Ratings & Tasting notes:
From the winery:
A rich bold wine with deeply expressive aromas of cassis, espresso bean and toffee. On the palate there is a touch of dark earth and dried oregano that adds a savory element to this wine. This is paired with some delicious ripe dark fruit flavors. Robust tannins give this wine plenty of persistence, whilst the complex intermingling of flavors evolve.
Located adjacent to the Swanson Tasting room, on some of the best soil in the valley, this vineyard consistently provides us with an excellent source of fruit.
There are two blocks that constantly produce deep and powerful Cabernet Sauvignon. There’s about 15 years difference in when the two blocks were planted and so the wine making team, (with no originality) refer to them as young block and old block. They often get picked about a week apart, with the young block first to ripen, coming off first around the last week of September. We ferment them separately but nearly always blend them together as they compliment one another beautifully. Hand picked and then berry sorted at the winery, they are fermented in large stainless steel tanks before being pressed off to barrel where they under-go malolactic fermentation and rest for a further 18 months in 50% new French oak. The resulting wine shows all the trademarks of what has made this appellation famous. Powerful dusty tannins, dark fruit, rich mouth feel and great length and complexity. Built to last this is definitely one for extended aging in the cellar.

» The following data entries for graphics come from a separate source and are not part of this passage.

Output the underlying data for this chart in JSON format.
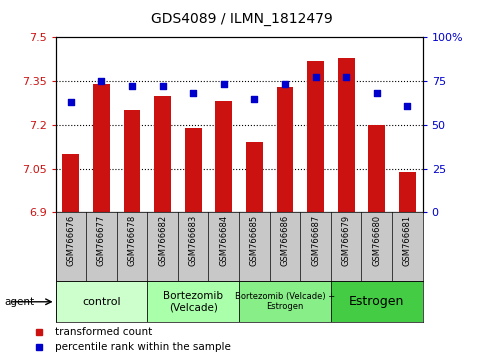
{
  "title": "GDS4089 / ILMN_1812479",
  "samples": [
    "GSM766676",
    "GSM766677",
    "GSM766678",
    "GSM766682",
    "GSM766683",
    "GSM766684",
    "GSM766685",
    "GSM766686",
    "GSM766687",
    "GSM766679",
    "GSM766680",
    "GSM766681"
  ],
  "bar_values": [
    7.1,
    7.34,
    7.25,
    7.3,
    7.19,
    7.28,
    7.14,
    7.33,
    7.42,
    7.43,
    7.2,
    7.04
  ],
  "percentile_values": [
    63,
    75,
    72,
    72,
    68,
    73,
    65,
    73,
    77,
    77,
    68,
    61
  ],
  "bar_color": "#cc1111",
  "percentile_color": "#0000cc",
  "ylim_left": [
    6.9,
    7.5
  ],
  "ylim_right": [
    0,
    100
  ],
  "yticks_left": [
    6.9,
    7.05,
    7.2,
    7.35,
    7.5
  ],
  "yticks_right": [
    0,
    25,
    50,
    75,
    100
  ],
  "groups": [
    {
      "label": "control",
      "start": 0,
      "end": 3,
      "color": "#ccffcc",
      "fontsize": 8
    },
    {
      "label": "Bortezomib\n(Velcade)",
      "start": 3,
      "end": 6,
      "color": "#aaffaa",
      "fontsize": 7.5
    },
    {
      "label": "Bortezomib (Velcade) +\nEstrogen",
      "start": 6,
      "end": 9,
      "color": "#88ee88",
      "fontsize": 6.0
    },
    {
      "label": "Estrogen",
      "start": 9,
      "end": 12,
      "color": "#44cc44",
      "fontsize": 9
    }
  ],
  "legend_red_label": "transformed count",
  "legend_blue_label": "percentile rank within the sample",
  "agent_label": "agent",
  "tick_bg_color": "#c8c8c8",
  "figsize": [
    4.83,
    3.54
  ],
  "dpi": 100
}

After a series of dry years, 2017 brought back plenty of rainfall, making it one of the wettest years on record. A wet winter and spring helped recharge the groundwater resources as well as filling reservoirs and irrigation ponds. Bud break happened around mid-march amidst continued light rain which helped in preventing frost damage. Bloom and fruit-set occurred under mild conditions giving a 75% successful fruit set. The abundance of soil moisture provided a plentiful water supply to the root systems throughout the year which fueled rigorous canopy growth. A mild June and July gave way to sporadic heat spike events immediately followed by cooling trends which ran throughout the harvest period. This caused a stop-and-start approach to harvesting as the sugar levels increased and then fell back down.